Yeah, we could talk about the Ley Mordaza (Gag Law) all the day. But just remember that you got a Gag Bang organized in your backyards too.

Anonymous Coward says:

Re: Re: Re:

They are already illegal. The new law isn’t to address illegal activity.

The novelty of this law is making criminal activity something related to “administrative fines”.

I’m talking from memory here, but part of those things is that they are fines and not sentences. I mean, you get fined by that by the simple fact that you have done it, no judge, no court or whatever (the same as a parking ticket or driving drunk, if you get my drift).

As only monetary fines are considered and not penal, the Code of Law that takes care of them is different. In fact, you just get fined.

If by any chance you want to defend from those charges, you have to go through what’s called a “contencioso administrativo”, that is akin to suing the government. It’s an uphill battle and even if you win, you’re paying the cost of it (“costas”, meaning you pay the use of a court, usually the loser pays for it in a trial).

There is also the fact that policemen here got the upper hand against a citizen. For example, if a policeman says it’s black and you say it’s white, it’s black by law. Their word is worth more than yours.

Now, add to that that you can be fined for filming or recording their activity plus that “lack of respect clause” and you’re up for some hefty fine just because a policeman doesn’t like you (like, for example, asking for his ID).

So yeah, you ask a policeman his ID (they should have it visible, but that’s not always the case), he claims that you have disrespected him (like insulting him), his word is worth more than yours and as filming/recording them is illegal, you’re pretty much screwed.

Another novelty is that they make the organizers responsible for everything that happens in a demonstration, even if it’s done by unrelated groups.

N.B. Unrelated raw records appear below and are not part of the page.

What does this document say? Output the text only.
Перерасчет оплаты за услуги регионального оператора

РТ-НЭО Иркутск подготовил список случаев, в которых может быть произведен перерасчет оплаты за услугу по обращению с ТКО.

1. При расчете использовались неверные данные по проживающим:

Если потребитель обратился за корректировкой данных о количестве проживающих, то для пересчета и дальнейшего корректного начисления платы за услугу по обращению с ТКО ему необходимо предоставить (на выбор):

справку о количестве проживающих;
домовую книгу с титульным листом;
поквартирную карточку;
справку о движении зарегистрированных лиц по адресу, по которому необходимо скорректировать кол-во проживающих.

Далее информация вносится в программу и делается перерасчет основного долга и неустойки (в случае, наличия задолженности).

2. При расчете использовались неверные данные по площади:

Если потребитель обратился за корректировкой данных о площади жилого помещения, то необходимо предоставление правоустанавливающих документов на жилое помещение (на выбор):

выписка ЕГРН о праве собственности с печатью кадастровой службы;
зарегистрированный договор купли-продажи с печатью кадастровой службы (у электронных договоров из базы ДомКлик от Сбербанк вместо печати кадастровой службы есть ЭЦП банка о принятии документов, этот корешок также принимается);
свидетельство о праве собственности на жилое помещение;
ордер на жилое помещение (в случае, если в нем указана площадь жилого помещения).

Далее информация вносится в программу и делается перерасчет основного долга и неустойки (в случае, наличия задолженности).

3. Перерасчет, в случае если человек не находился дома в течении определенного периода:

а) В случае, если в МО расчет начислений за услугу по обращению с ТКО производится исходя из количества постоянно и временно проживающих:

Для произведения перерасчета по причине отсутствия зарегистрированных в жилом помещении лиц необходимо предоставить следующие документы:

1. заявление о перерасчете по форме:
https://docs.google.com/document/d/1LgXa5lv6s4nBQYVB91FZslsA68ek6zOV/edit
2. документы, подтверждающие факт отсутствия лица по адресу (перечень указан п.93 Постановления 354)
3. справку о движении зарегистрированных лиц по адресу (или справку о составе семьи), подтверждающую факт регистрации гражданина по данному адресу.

So you organize one, a rival/opposite group vandalizes it and you’re going to get a pretty good fine over your head.

Even retweeting it and/or spreading the word over social networks may be considered finable too.

And yeah, not sure about what the Constitutional Court will say. To be honest, for most people it’s pretty unconstitutional not being able to film/record policemen doing their job. The thing is that the CC is made of judges designated by political parties, and you know what that means…

Anonymous Coward says:

The government brought this law in, because loads of politicians committed fraud/ stolen a shit ton (millions) of the peoples money and they don’t want to get linched for it. It wasn’t just a few politicians. They keep on getting caught. week after week and still only a couple have gone to prison.

So when we starting this revolution then. I’m pretty fed up of all the wars and legal bandits ruling us, telling us what we can do and say.